I’m sitting in the room at Expanding Our Boundaries (#expbound) in Toronto. The 2 day event, co-hosting by OTF and ECOO, is facilitated by Will Richardson. Gearing up for the event, I connected with some of the other attendees through various blogs, the Expanding our Boundaries wiki and twitter. Discovering our common interests, besides the conference, almost every attendee with whom I connected was reading Ken Robinson’s The Element. Not a huge surprise, but a happy coincidence. And, promising.
What is the element and where do I get one?
Ken Robinson explains his use of the term the Element:
I use the term the Element to describe the place where the things we love to do and the things we are good at come together. I believe it is essential that each of us find his or her Element, not simply because it will make us more fulfilled but because, as the world evolves, the very future of our communities and institutions will depend on it. (xiii)

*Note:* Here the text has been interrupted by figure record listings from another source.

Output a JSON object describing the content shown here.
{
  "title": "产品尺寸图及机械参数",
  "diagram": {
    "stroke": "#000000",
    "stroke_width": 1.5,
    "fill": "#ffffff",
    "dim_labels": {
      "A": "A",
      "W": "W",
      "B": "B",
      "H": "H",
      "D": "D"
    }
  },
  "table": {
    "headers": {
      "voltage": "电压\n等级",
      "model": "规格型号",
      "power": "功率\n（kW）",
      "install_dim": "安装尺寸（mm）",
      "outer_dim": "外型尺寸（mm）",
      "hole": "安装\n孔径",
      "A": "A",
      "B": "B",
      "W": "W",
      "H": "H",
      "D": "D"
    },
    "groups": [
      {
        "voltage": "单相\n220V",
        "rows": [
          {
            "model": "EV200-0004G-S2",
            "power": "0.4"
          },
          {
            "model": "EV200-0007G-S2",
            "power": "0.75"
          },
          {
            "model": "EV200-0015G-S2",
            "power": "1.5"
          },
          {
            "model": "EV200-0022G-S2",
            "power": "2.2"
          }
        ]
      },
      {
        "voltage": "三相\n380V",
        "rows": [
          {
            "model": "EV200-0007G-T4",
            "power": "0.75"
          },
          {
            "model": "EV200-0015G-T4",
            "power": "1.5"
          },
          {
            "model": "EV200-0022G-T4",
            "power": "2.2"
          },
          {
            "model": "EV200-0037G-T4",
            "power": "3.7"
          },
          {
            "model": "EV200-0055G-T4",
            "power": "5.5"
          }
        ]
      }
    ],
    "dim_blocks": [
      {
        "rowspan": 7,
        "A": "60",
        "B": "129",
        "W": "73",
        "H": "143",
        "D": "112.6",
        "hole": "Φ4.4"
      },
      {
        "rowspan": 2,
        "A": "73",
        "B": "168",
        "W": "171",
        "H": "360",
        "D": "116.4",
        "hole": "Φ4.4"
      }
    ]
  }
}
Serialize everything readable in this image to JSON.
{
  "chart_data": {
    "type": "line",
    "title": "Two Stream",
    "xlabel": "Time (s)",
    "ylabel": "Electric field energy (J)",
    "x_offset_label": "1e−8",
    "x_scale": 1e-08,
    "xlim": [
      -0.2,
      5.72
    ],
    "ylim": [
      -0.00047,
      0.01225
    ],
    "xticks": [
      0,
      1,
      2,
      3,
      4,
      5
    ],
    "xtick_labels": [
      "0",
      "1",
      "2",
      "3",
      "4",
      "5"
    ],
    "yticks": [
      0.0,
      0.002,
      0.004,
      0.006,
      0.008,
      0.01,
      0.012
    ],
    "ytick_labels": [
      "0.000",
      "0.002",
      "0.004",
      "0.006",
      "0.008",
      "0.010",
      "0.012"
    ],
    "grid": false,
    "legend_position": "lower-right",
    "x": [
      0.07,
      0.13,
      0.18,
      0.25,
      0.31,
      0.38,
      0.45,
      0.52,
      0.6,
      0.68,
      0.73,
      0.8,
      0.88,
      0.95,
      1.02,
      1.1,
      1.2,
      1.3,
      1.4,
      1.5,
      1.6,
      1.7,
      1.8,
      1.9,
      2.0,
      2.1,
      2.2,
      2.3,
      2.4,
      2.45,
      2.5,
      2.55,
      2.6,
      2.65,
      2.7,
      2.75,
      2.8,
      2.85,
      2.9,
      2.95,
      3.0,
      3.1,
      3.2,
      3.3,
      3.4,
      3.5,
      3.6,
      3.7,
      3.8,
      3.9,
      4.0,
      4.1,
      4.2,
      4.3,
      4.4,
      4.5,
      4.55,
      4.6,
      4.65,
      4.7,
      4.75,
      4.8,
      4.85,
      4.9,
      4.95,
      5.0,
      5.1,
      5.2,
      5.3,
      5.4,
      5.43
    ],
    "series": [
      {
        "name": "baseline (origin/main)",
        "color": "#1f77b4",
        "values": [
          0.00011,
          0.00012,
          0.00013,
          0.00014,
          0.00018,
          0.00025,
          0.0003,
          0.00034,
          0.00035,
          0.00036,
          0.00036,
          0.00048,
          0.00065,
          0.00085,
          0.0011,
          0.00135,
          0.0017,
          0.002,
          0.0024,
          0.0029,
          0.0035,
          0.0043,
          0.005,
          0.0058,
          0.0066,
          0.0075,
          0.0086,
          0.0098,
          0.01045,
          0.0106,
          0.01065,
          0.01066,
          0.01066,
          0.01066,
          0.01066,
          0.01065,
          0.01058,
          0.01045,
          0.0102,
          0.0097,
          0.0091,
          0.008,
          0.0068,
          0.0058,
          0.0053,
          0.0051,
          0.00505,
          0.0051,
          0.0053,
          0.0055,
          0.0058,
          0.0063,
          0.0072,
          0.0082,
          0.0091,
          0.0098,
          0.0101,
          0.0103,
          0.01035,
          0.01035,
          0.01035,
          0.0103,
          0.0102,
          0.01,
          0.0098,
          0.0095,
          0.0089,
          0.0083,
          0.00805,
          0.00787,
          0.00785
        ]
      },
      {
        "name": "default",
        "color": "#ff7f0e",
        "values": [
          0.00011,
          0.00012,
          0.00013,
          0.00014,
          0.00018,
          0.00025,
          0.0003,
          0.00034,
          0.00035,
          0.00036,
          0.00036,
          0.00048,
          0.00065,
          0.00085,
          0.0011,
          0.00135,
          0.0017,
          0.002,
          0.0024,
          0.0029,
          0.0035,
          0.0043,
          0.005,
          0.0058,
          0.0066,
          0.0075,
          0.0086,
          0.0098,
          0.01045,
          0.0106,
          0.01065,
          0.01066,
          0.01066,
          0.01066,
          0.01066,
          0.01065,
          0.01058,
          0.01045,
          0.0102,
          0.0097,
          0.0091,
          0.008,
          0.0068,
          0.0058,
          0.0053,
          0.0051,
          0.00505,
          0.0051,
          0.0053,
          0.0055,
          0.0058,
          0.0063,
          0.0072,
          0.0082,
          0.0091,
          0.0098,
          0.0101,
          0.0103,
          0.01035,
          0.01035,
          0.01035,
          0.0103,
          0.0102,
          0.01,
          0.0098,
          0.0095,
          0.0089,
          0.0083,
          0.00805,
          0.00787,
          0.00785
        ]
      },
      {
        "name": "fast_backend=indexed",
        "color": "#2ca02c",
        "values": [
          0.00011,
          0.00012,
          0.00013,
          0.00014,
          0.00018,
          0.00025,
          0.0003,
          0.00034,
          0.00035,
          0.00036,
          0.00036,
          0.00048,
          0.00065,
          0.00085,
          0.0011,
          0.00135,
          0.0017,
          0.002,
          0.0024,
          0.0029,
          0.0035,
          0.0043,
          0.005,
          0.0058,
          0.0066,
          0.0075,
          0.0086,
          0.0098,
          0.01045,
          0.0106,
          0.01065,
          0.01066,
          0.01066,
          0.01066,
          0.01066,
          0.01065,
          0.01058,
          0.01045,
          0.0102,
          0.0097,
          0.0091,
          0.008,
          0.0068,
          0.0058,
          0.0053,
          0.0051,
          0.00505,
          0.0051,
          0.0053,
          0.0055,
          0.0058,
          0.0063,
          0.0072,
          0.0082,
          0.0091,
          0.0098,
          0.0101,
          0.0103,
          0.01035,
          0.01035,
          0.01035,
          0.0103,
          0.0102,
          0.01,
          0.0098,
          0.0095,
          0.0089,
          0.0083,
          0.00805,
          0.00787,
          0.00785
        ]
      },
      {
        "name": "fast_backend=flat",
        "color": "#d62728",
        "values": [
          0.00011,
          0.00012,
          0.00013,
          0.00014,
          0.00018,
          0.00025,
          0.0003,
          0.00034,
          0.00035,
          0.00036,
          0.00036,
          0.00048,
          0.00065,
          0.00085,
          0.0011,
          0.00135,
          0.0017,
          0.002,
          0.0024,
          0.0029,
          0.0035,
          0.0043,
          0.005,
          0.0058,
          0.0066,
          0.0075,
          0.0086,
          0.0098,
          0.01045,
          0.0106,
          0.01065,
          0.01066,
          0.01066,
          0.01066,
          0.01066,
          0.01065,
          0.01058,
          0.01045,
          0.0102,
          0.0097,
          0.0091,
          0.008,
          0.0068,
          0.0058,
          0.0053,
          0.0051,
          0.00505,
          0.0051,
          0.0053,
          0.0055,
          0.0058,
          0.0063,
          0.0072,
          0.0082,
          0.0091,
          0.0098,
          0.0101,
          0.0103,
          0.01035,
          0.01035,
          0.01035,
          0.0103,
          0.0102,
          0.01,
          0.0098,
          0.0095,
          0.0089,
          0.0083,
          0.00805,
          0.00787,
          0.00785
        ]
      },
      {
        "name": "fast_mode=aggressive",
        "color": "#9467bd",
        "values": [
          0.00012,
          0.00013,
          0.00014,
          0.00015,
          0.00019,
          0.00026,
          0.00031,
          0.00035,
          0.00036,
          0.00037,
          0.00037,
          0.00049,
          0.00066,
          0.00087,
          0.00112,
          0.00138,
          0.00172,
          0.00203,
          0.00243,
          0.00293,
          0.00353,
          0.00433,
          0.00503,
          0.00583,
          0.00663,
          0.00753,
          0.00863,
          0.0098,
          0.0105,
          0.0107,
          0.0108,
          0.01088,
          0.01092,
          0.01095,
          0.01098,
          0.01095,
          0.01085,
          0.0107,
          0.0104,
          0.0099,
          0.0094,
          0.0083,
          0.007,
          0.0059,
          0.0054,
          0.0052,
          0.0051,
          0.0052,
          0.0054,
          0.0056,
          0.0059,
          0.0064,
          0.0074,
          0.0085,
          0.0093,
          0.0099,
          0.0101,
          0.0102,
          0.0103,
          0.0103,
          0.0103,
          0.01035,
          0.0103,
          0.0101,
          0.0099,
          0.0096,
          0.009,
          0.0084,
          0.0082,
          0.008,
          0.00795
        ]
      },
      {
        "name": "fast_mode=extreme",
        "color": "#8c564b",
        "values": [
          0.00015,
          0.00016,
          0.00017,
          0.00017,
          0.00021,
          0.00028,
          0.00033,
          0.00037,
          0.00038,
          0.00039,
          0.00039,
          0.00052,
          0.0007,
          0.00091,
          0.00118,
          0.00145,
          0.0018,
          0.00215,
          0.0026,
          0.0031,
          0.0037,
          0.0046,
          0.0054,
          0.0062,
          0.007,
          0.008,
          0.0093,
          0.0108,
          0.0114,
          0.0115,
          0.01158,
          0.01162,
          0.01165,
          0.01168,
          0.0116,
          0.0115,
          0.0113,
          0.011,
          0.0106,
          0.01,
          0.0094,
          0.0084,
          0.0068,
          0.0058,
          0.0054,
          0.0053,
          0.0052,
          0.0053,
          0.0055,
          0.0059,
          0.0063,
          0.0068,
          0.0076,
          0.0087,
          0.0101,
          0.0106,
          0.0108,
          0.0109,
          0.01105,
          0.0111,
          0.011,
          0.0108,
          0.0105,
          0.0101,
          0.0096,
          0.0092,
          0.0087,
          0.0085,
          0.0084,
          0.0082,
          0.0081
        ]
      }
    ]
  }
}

Reflecting on this, I ask myself questions like, “In what ways am I in my Element?” and “Is my classroom a place where every single student in the room is able to be in his or her Element?” and “Are my colleagues in their Elements?”
Are you in your element?
This morning, Will Richardson blogged about Robinson’s book. It is a great blog post that you can check out here. Reading it got me thinking: How many educators are reading Robinson’s The Element ? I wonder about this because I think that Robinson’s text asks us to find that space within which both our talents and our passions connect – and get there. (You can check out WordPress blogs with the tag Ken Robinson to get a sense of the numbers of people out there who are reading and synthesizing the text) If we are teachers and the element isn’t the learning environment within which we work with kids from day to day, then something is dreadfullly wrong. In his post this morning, Richardson says,
Teachers are learners. If they’re not, they shouldn’t be teachers. In a world where we can engage in our passions through the affordances of connective technologies online, we need to be thinking about how to personalize the learning of the adults in the room as well as the kids. This is not the easy route, by any stretch, but it’s the best route if we’re serious about moving the education of our kids to a different place.
Teachers need to be learners. Absolutely. And personalized learning is essential. I agree on all of those points. The question that I have is: What are the roles in terms of ensuring that personalized professional development is available to us? As an educator, I need to ensure that I am seeking out opportunities to extend my own learning and keep me in my Element. These past 2 days at #expbound saw a room full of educators, all at different points along the web 2.0/social networking/collaborating continuum, come together to learn with Richardson. Although I know that the sessions were overwhelming for many of the attendees, but I also witnessed
Transformation in Education
I’m optimistic that change is happening. But it feels slow and I am not sure that it is nearing the level of transformation – what Robinson advocates for in The Element. I find myself wondering how I can go beyond my own learning to work towards that transformation within my district? Big questions after these 2 days. Thoughts in process, for sure.